Par ailleurs, la loi du prix unique de vente de livres, en vigueur depuis 2001 (inspirée de la loi française), protège les petites librairies de la concurrence des supermarchés. Le prix du livre est établi par l’éditeur, avec la possibilité de faire une remise au public allant jusqu’à 10% du prix fixé.

 

Enfin, en ce qui concerne le livre scolaire, quelques maisons d’édition font des ventes directes auprès des établissements scolaires ou des associations de parents d’élèves, avec des remises plus élevées, une pratique qui porte préjudice aux librairies.

 

Barrières commerciales non tarifaires : protection de l’imprimerie

En 2011, en raison de la balance commerciale déficitaire du secteur (-71 millions de USD selon le secrétariat du Commerce), le gouvernement national a pris deux mesures. Tout d’abord, un accord-cadre avec les deux chambres professionnelles du livre visant à équilibrer les exportations et les importations.

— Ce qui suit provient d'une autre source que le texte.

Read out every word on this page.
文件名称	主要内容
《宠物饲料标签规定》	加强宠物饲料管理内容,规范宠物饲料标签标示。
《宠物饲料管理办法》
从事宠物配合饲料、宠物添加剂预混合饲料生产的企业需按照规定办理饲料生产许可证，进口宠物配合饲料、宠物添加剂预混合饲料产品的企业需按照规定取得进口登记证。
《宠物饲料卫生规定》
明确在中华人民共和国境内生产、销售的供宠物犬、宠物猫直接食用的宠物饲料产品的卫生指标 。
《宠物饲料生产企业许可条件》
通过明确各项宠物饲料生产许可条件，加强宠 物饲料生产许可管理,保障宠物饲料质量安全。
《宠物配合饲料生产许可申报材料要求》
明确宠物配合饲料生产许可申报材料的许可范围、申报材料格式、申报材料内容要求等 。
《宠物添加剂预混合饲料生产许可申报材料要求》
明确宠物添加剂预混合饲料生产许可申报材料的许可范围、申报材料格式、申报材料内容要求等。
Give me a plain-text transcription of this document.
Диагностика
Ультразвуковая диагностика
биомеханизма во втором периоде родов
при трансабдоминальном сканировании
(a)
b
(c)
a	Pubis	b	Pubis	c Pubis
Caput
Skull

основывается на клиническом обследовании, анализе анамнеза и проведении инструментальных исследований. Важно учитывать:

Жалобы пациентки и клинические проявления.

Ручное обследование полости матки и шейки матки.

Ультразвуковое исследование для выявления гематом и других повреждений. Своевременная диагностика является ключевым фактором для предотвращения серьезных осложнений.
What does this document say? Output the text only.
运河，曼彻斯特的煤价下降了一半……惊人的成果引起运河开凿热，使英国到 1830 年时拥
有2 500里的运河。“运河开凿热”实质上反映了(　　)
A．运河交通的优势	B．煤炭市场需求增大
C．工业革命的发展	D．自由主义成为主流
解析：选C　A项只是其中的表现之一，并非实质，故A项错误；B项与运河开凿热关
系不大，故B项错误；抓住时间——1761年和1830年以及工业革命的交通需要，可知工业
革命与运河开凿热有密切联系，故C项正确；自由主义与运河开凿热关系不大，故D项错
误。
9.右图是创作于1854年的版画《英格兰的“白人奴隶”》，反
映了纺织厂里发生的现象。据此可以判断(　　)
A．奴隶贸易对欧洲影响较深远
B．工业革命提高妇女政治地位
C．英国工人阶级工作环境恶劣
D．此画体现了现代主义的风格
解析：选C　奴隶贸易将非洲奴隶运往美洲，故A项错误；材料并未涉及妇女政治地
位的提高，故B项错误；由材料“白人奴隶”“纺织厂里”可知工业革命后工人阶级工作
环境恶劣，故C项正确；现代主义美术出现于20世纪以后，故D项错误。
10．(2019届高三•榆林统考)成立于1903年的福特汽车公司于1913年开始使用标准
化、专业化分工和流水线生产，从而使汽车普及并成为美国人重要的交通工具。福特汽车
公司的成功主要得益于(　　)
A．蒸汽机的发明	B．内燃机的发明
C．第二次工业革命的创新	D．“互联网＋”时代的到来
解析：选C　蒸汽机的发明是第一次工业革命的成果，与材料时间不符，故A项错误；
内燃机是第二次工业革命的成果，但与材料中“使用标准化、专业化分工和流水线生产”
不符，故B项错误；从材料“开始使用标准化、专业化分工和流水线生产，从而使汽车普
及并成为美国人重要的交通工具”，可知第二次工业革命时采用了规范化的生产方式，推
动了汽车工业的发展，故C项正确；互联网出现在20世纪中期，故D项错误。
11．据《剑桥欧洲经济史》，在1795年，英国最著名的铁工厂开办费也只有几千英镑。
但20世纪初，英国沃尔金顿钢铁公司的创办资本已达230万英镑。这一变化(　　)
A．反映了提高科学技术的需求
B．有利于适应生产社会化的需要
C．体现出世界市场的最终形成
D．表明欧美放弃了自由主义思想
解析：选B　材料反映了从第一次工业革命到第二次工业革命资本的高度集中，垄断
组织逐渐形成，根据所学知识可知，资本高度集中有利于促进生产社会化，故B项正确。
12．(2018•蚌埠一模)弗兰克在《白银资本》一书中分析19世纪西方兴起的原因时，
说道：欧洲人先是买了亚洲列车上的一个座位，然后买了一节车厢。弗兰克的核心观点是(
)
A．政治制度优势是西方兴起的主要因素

En effet, en raison de l’augmentation des prix, des éditeurs avaient choisi d’imprimer des livres conçus en Argentine dans d’autres pays (Espagne, Colombie mais aussi Chine), provoquant ainsi une augmentation de près de 400% des importations entre 2001 et 2011. Par ailleurs, une résolution normative du secrétariat au Commerce détermine la teneur maximale de plomb dans l’encre des publications (moins de 0,06% pour 100 g), une mesure visant à réduire les importations ne respectant pas ces normes argentines.

 

Un important réseau de librairies

Il n’existe pas de diffuseurs en Argentine. Aussi, la distribution est-elle assurée par quelques éditeurs/distributeurs peu nombreux qui gèrent le stock d’un grand nombre de petites maisons d’édition.

La commercialisation des livres sur tout le territoire argentin se fait par différents canaux de vente (librairies, supermarchés, kiosques, clubs de lecteurs, Internet).

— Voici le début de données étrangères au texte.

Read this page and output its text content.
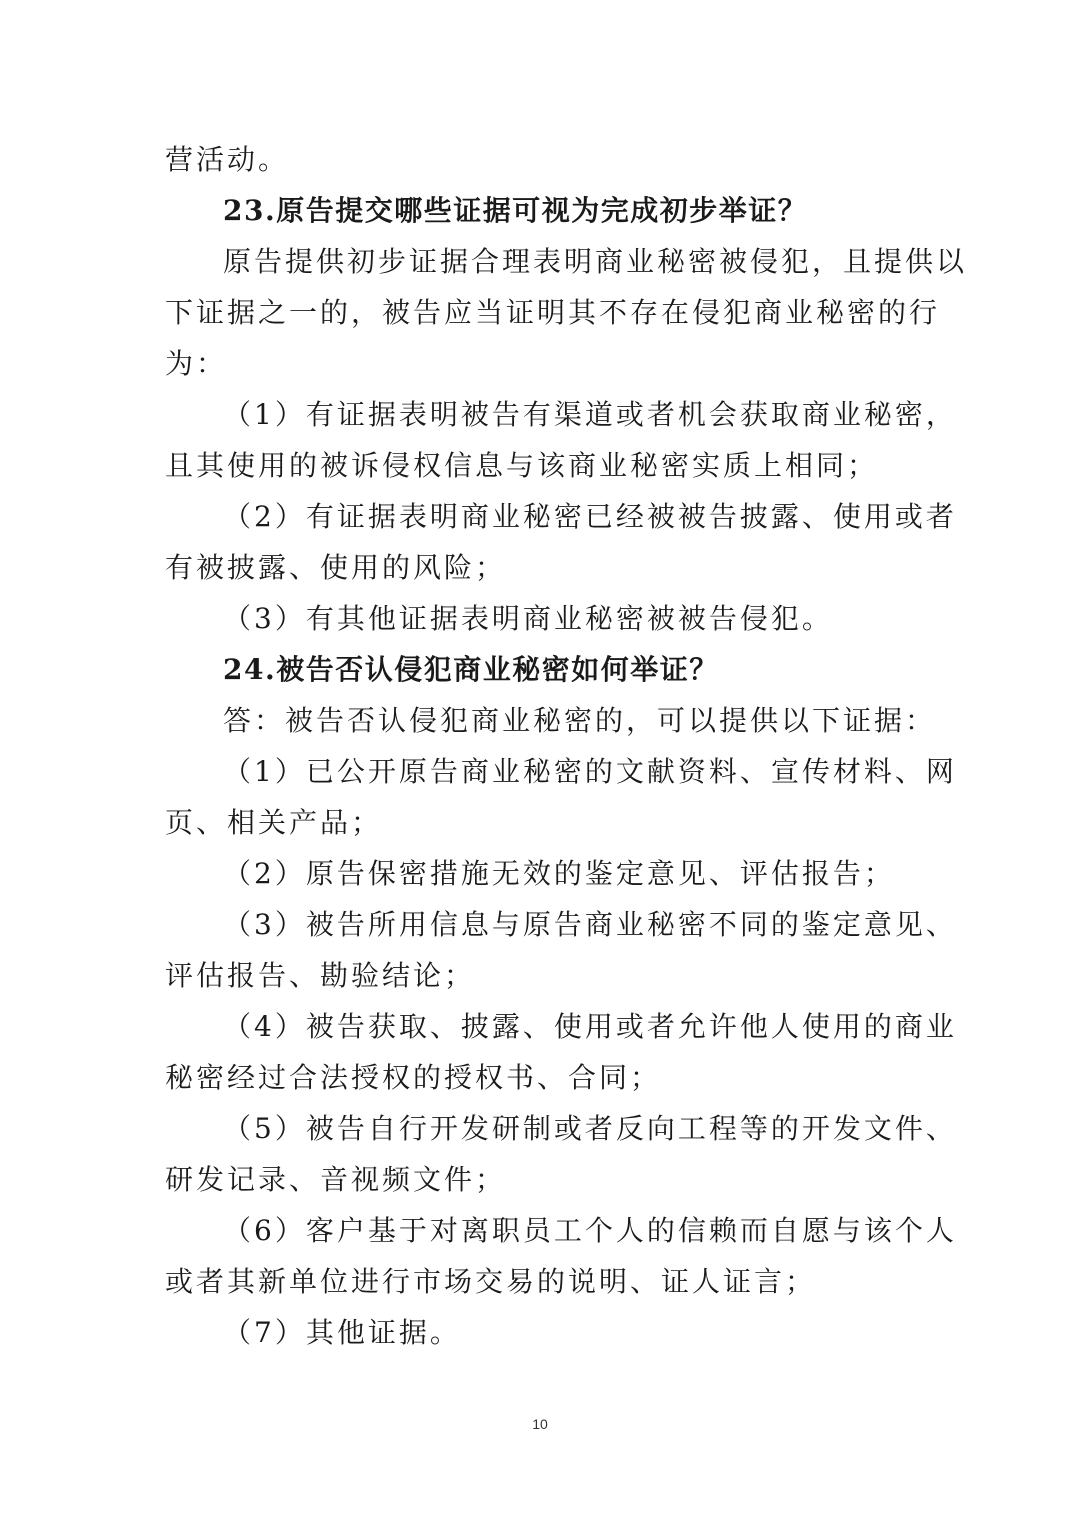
营活动。
23.原告提交哪些证据可视为完成初步举证？
原告提供初步证据合理表明商业秘密被侵犯，且提供以
下证据之一的，被告应当证明其不存在侵犯商业秘密的行
为：
（1）有证据表明被告有渠道或者机会获取商业秘密，
且其使用的被诉侵权信息与该商业秘密实质上相同；
（2）有证据表明商业秘密已经被被告披露、使用或者
有被披露、使用的风险；
（3）有其他证据表明商业秘密被被告侵犯。
24.被告否认侵犯商业秘密如何举证？
答：被告否认侵犯商业秘密的，可以提供以下证据：
（1）已公开原告商业秘密的文献资料、宣传材料、网
页、相关产品；
（2）原告保密措施无效的鉴定意见、评估报告；
（3）被告所用信息与原告商业秘密不同的鉴定意见、
评估报告、勘验结论；
（4）被告获取、披露、使用或者允许他人使用的商业
秘密经过合法授权的授权书、合同；
（5）被告自行开发研制或者反向工程等的开发文件、
研发记录、音视频文件；
（6）客户基于对离职员工个人的信赖而自愿与该个人
或者其新单位进行市场交易的说明、证人证言；
（7）其他证据。
10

L’Argentine dispose d’un important réseau de librairies, unique en Amérique du Sud, avec près de 650 librairies dans l’ensemble du pays, dont 450 à Buenos Aires.

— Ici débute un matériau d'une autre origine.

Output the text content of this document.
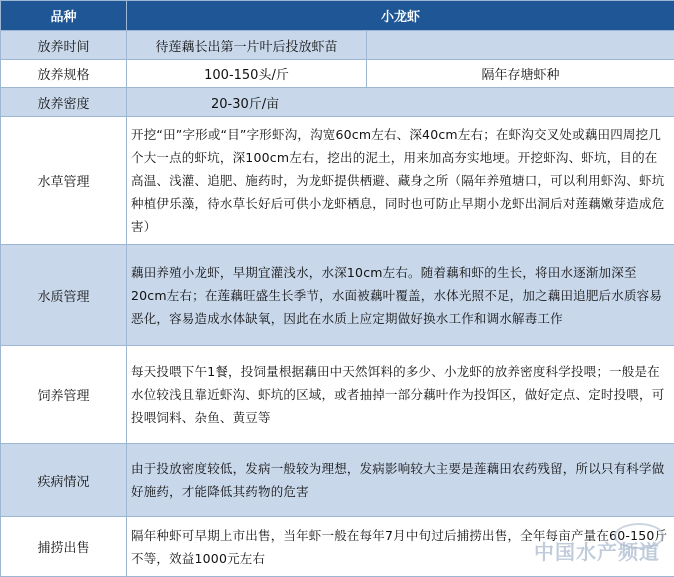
品种	小龙虾	
放养时间	待莲藕长出第一片叶后投放虾苗	
放养规格	100-150头/斤	隔年存塘虾种
放养密度	20-30斤/亩	
水草管理	开挖“田”字形或“目”字形虾沟，沟宽60cm左右、深40cm左右；在虾沟交叉处或藕田四周挖几个大一点的虾坑，深100cm左右，挖出的泥土，用来加高夯实地埂。开挖虾沟、虾坑，目的在高温、浅灌、追肥、施药时，为龙虾提供栖避、藏身之所（隔年养殖塘口，可以利用虾沟、虾坑种植伊乐藻，待水草长好后可供小龙虾栖息，同时也可防止早期小龙虾出洞后对莲藕嫩芽造成危害）	
水质管理	藕田养殖小龙虾，早期宜灌浅水，水深10cm左右。随着藕和虾的生长，将田水逐渐加深至20cm左右；在莲藕旺盛生长季节，水面被藕叶覆盖，水体光照不足，加之藕田追肥后水质容易恶化，容易造成水体缺氧，因此在水质上应定期做好换水工作和调水解毒工作	
饲养管理	每天投喂下午1餐，投饲量根据藕田中天然饵料的多少、小龙虾的放养密度科学投喂；一般是在水位较浅且靠近虾沟、虾坑的区域，或者抽掉一部分藕叶作为投饵区，做好定点、定时投喂，可投喂饲料、杂鱼、黄豆等	
疾病情况	由于投放密度较低，发病一般较为理想，发病影响较大主要是莲藕田农药残留，所以只有科学做好施药，才能降低其药物的危害	
捕捞出售	隔年种虾可早期上市出售，当年虾一般在每年7月中旬过后捕捞出售，全年每亩产量在60-150斤不等，效益1000元左右		中国水产频道
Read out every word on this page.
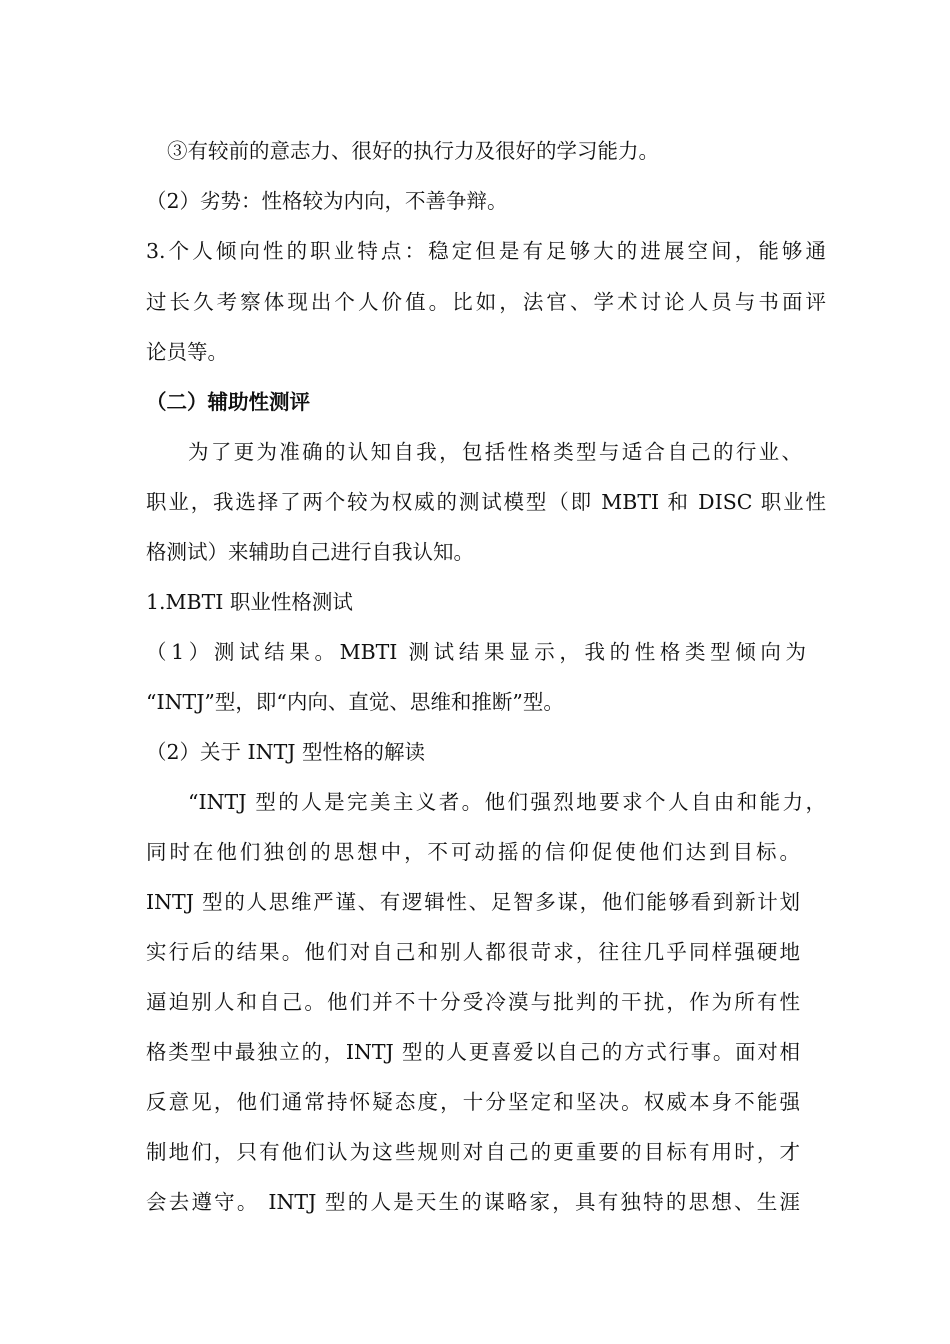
③有较前的意志力、很好的执行力及很好的学习能力。
（2）劣势：性格较为内向，不善争辩。
3.个人倾向性的职业特点：稳定但是有足够大的进展空间，能够通
过长久考察体现出个人价值。比如，法官、学术讨论人员与书面评
论员等。
（二）辅助性测评
为了更为准确的认知自我，包括性格类型与适合自己的行业、
职业，我选择了两个较为权威的测试模型（即 MBTI 和 DISC 职业性
格测试）来辅助自己进行自我认知。
1.MBTI 职业性格测试
（1）测试结果。MBTI 测试结果显示，我的性格类型倾向为
“INTJ”型，即“内向、直觉、思维和推断”型。
（2）关于 INTJ 型性格的解读
“INTJ 型的人是完美主义者。他们强烈地要求个人自由和能力，
同时在他们独创的思想中，不可动摇的信仰促使他们达到目标。
INTJ 型的人思维严谨、有逻辑性、足智多谋，他们能够看到新计划
实行后的结果。他们对自己和别人都很苛求，往往几乎同样强硬地
逼迫别人和自己。他们并不十分受冷漠与批判的干扰，作为所有性
格类型中最独立的，INTJ 型的人更喜爱以自己的方式行事。面对相
反意见，他们通常持怀疑态度，十分坚定和坚决。权威本身不能强
制地们，只有他们认为这些规则对自己的更重要的目标有用时，才
会去遵守。 INTJ 型的人是天生的谋略家，具有独特的思想、生涯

Le réseau des supermarchés offre également de grands espaces pour la diffusion (450 points de vente), en proposant essentiellement des best-sellers, des livres pratiques, des ouvrages de développement personnel et des ouvrages pour la jeunesse. Les kiosques constituent également des points de vente importants, particulièrement pour la bande dessinée, il en existe 8 000 dans tout le pays. Selon le bureau de consulting PROMAGE, les ventes en librairie représentent 60% des ventes totales des ouvrages commerciaux.

 

En 2011, le marché total des ventes a été évalué à 2,7 milliards de pesos (soit 504 millions d’euros) et à environ 50 millions d’exemplaires vendus, ce qui représenterait une hausse de 21% du chiffre d’affaires global du secteur. Les ventes de livres importés représentent quant à elles à peine 20% des livres vendus dans le pays.

 

Les achats effectués par le secteur public sont estimés à 280 millions de pesos, soit 10% du marché total argentin. La majorité de ces achats (55%) est concentrée sur les livres scolaires et éducatifs ; un pourcentage faible (10%) correspond, quant à lui, aux achats destinés aux bibliothèques publiques.

 

Il est à noter que, depuis quelques années, l’État argentin achète un très grand nombre d’ouvrages pour les écoles primaires. En 2011, selon le ministre de l’Éducation, M. Simeoni, quasiment 13 millions d’ouvrages ont été ainsi acquis. Ces achats permettent de maintenir une demande stable, mais engendrent d’autres difficultés pour les éditeurs (ces achats représentent pour certains d’entre eux la majorité de leurs ventes).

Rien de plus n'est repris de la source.